A recent study on “Gap Analysis in Spectrum Sharing” in Kenya has also brought another challenge — the stakeholders (the Wireless Internet Service Providers) seem unfamiliar with how the geolocation databases approach will operate in practice and allow them to extend their service and generate profits at the same time. Therefore even a collaborative model of the radio hardware manufacturers and the geolocation databases for TVWS might not suffice to make everyone happy in terms of profit/return on investment in the whole chain — the WISPs, the radio hardware manufacturers and the geolocation database service providers.

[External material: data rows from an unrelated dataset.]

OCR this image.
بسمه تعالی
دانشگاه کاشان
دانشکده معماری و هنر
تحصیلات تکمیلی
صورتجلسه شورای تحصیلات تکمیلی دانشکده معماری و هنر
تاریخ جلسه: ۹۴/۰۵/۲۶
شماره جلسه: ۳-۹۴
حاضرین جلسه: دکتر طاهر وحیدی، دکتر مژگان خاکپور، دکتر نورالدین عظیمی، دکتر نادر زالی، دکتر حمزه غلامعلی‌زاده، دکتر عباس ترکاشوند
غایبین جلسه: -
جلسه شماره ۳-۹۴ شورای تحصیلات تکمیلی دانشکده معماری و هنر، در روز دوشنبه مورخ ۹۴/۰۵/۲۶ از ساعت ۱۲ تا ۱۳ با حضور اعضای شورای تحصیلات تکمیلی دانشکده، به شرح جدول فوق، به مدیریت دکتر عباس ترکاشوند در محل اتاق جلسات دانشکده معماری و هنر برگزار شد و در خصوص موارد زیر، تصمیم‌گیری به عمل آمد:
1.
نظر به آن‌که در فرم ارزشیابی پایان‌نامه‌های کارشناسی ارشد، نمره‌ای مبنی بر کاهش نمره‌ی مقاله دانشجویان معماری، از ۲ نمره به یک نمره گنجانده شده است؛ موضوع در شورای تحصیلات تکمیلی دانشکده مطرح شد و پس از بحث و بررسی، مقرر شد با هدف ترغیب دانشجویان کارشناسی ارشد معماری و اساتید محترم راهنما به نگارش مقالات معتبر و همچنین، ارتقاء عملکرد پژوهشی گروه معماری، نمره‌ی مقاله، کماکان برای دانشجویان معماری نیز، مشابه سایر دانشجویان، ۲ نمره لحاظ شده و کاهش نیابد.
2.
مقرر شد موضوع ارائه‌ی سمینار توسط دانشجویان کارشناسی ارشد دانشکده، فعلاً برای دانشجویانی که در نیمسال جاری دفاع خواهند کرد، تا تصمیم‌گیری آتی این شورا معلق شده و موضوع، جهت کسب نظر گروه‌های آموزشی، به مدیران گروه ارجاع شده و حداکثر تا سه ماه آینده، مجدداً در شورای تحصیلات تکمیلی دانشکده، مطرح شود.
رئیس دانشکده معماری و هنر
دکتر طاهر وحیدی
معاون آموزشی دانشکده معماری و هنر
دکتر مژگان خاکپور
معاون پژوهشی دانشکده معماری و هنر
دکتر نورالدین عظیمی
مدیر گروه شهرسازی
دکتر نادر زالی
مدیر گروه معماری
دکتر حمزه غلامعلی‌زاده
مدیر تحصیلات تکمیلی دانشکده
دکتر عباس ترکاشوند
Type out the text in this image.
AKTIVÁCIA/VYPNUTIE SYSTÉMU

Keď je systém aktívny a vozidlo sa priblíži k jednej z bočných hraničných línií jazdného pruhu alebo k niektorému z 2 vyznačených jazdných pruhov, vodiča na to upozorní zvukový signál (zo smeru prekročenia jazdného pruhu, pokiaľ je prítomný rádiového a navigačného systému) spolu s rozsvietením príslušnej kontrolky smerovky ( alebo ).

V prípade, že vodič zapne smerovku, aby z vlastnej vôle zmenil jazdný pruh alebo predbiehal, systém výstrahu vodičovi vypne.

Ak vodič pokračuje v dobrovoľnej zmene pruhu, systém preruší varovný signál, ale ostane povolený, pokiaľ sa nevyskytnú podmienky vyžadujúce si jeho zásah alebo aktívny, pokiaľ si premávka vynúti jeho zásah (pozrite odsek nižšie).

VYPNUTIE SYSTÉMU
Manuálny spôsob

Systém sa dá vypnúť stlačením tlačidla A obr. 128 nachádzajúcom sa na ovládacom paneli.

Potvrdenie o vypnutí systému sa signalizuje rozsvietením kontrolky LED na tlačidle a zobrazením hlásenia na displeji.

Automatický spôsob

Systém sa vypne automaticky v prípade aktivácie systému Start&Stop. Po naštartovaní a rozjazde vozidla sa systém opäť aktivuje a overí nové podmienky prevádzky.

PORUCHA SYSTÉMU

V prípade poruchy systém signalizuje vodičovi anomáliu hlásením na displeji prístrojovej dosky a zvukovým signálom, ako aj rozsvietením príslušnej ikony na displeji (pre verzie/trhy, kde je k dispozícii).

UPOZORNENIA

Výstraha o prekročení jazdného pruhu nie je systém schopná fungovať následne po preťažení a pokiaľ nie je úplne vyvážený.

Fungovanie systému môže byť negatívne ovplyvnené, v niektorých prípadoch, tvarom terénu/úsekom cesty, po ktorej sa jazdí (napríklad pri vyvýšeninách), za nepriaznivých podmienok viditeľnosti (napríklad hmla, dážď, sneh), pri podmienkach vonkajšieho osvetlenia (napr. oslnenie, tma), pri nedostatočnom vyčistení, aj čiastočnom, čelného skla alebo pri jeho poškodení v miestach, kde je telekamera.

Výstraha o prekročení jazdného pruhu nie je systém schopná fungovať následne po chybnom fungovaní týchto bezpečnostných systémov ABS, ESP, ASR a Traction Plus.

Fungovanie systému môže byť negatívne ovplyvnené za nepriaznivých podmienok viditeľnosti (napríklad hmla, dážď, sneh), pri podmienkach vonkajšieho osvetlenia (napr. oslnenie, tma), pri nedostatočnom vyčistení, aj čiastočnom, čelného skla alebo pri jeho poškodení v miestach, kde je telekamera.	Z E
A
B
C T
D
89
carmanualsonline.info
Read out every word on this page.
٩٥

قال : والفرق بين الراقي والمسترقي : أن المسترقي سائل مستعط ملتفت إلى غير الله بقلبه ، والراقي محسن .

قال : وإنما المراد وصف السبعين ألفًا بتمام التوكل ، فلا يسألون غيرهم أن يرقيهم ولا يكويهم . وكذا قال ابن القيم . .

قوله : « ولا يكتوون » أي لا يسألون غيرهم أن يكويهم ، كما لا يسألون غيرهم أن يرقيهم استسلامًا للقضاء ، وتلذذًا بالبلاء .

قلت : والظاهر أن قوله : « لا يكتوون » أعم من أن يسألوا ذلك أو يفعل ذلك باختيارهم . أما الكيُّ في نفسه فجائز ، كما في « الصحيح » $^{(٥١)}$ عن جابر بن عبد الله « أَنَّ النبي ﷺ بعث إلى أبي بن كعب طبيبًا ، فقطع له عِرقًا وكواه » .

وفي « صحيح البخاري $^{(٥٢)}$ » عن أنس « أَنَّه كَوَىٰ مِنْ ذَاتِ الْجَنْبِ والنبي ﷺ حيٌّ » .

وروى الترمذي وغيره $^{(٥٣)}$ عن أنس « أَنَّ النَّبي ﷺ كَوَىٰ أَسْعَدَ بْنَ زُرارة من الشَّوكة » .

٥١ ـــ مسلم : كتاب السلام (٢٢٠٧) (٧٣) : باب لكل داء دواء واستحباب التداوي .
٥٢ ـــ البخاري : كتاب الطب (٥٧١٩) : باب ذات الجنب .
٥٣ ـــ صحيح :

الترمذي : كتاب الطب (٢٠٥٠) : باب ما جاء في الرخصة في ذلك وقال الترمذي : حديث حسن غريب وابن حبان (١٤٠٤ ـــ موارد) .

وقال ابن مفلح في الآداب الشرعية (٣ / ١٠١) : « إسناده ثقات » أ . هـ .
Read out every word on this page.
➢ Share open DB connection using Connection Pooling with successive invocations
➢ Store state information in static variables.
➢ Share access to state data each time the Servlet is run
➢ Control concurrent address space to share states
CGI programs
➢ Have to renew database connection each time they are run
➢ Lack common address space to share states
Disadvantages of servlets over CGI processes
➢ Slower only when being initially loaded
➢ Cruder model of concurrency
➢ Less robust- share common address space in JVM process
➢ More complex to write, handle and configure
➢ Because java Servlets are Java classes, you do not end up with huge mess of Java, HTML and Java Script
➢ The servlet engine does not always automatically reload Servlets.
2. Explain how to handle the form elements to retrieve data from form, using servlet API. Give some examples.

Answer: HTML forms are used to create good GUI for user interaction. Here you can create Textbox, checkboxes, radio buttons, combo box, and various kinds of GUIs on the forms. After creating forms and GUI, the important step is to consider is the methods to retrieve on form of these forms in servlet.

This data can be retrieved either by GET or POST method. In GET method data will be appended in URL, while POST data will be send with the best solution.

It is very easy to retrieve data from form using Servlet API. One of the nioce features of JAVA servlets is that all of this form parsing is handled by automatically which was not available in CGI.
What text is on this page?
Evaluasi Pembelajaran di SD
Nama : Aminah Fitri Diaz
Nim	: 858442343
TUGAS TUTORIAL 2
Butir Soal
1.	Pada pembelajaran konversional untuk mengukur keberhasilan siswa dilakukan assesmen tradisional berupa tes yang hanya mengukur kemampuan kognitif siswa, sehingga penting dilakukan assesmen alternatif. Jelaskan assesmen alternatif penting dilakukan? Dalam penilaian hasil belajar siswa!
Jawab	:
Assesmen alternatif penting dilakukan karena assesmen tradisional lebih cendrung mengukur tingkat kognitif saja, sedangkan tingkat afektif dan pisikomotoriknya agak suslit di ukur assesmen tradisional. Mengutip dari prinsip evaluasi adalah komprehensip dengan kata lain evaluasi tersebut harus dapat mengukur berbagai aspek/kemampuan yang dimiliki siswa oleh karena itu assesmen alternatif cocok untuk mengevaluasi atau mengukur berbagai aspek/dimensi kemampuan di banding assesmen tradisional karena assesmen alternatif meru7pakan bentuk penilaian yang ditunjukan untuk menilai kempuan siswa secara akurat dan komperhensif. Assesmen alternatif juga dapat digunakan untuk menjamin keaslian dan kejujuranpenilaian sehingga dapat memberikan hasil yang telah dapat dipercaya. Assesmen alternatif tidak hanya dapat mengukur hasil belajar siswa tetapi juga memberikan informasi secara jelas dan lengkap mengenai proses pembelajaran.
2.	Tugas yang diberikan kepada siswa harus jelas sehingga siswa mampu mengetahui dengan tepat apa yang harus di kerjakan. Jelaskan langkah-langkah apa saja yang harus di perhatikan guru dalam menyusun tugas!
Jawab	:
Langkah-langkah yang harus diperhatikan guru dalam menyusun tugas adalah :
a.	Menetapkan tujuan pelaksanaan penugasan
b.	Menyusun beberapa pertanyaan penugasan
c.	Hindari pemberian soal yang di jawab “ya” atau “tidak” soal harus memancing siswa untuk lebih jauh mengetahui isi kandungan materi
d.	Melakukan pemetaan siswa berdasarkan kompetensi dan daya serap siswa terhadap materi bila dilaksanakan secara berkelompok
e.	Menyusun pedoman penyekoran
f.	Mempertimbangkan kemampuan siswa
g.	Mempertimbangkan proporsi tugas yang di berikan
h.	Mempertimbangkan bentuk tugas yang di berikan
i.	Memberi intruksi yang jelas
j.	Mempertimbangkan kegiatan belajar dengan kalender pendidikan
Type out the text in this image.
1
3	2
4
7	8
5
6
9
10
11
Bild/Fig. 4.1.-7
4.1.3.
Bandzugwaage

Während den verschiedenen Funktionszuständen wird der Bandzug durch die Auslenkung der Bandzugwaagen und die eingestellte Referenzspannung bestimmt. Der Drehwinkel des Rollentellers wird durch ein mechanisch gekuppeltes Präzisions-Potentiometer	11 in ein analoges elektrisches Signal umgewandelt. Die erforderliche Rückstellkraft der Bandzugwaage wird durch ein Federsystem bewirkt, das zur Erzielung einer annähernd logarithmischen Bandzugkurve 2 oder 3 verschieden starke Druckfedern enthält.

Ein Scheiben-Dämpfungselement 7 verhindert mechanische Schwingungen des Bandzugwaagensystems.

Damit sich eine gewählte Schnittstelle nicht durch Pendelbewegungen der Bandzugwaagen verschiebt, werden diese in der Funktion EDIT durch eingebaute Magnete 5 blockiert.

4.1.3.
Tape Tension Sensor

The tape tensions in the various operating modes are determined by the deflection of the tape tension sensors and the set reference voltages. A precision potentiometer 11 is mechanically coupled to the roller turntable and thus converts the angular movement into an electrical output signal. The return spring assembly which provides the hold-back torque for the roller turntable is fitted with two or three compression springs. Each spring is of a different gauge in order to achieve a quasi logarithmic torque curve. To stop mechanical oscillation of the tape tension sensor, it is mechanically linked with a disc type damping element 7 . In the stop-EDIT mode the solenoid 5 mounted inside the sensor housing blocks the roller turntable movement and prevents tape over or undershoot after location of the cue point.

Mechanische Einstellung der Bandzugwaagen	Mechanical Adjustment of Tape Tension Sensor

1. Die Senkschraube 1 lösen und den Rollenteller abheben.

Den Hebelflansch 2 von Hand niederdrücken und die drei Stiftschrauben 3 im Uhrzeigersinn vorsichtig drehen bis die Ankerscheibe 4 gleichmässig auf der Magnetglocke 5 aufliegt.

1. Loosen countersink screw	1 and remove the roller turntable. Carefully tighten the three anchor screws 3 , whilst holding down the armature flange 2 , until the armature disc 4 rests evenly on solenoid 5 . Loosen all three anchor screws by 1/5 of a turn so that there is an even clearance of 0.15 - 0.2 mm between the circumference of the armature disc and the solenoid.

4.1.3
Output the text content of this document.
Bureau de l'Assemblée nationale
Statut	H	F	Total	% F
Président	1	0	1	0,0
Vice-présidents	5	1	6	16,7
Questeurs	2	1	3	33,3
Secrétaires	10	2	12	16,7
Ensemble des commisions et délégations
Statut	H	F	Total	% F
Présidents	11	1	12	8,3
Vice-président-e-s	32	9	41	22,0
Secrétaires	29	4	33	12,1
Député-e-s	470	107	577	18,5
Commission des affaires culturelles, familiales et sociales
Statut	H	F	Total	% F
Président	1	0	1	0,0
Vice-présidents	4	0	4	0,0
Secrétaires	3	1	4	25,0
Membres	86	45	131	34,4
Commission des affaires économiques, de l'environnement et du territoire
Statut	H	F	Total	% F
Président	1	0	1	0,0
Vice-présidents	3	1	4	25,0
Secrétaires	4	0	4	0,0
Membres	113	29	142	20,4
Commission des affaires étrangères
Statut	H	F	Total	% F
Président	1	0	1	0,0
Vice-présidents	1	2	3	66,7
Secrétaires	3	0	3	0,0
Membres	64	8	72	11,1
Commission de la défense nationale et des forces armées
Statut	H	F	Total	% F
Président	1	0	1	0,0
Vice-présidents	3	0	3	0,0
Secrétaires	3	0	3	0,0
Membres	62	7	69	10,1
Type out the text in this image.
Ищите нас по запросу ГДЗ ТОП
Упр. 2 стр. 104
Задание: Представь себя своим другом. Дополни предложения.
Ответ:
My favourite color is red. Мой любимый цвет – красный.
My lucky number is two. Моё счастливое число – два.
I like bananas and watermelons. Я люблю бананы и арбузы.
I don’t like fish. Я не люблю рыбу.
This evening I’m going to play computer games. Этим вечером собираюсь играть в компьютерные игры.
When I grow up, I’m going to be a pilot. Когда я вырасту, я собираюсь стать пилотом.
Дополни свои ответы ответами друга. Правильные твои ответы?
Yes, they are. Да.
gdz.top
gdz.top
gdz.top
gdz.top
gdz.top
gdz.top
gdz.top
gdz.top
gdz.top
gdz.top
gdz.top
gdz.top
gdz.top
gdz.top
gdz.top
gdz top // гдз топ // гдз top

A bigger concern, however, is the future of DSA through the database-assisted spectrum sharing model. The Wireless Innovation Forum in their document WINNF-TR-1002 “Propagation Models and Interference Protection Criteria for Sharing between Fixed Services and Unlicensed Devices in the 6 GHz Band” note that the use of Spectrum Access System (similar to Geolocation databases in TVWS) in the CBRS has had some members pointing out that it is complex and prone to unnecessarily prolonged standardisation and testing processes. While it is already on the table to adopt Automated Frequency Coordination (again similar to geolocation databases) in the 6 GHz Wi-Fi (the latest Wi-Fi technology), the same document also points concerns on AFC viability in some scenarios.
Conclusion
To solve the spectrum scarcity problem, many researchers have proposed the use of dynamic spectrum sharing (or Dynamic Spectrum Access), which enables unlicensed devices to opportunistically share the spectrum with licensed companies. Specifically, unlicensed devices would access the white space spectrum, which refer to those spectrums that are unused in a particular location at a particular time, to avoid the harmful interference to licensed devices. Spectrum Sharing, therefore seems promising to contribute to the efforts of connecting the unconnected. The approach of using geolocation databases to effectively manage opportunistic spectrum access, perhaps is one that needs to be examined in detail. Is it really sustainable? Should we continue pursuing it or how can we effectively pursue it? Should the regulations be adjusted or then just allow all Spectrum Shared Networks to be classed under Community Networks? Should geographical locations be demarcated for Spectrum Sharing? A key technical question can also extend to study the approach of spectrum sensing for sustainable spectrum sharing…. In his blog post on Saving TVWS, Steve Song begins by posing a question of “How do technologies die?” — to which I think it is worth thinking about as DSA expands across many RF bands under the aegis of geolocation databases. While his conclusions on the same blog post highlights the approach of “Regulation Now, Database Later” for TVWS, I tend to think that needs to be examined across all the developments of DSA including the potential bands being considered for spectrum sharing. A more unique path of consideration though — whether now or in the future, is the Database-Assisted Spectrum Sharing Way to Go or No? Should we consider the path of LoRaWAN or “go south rapidly” like Sigfox?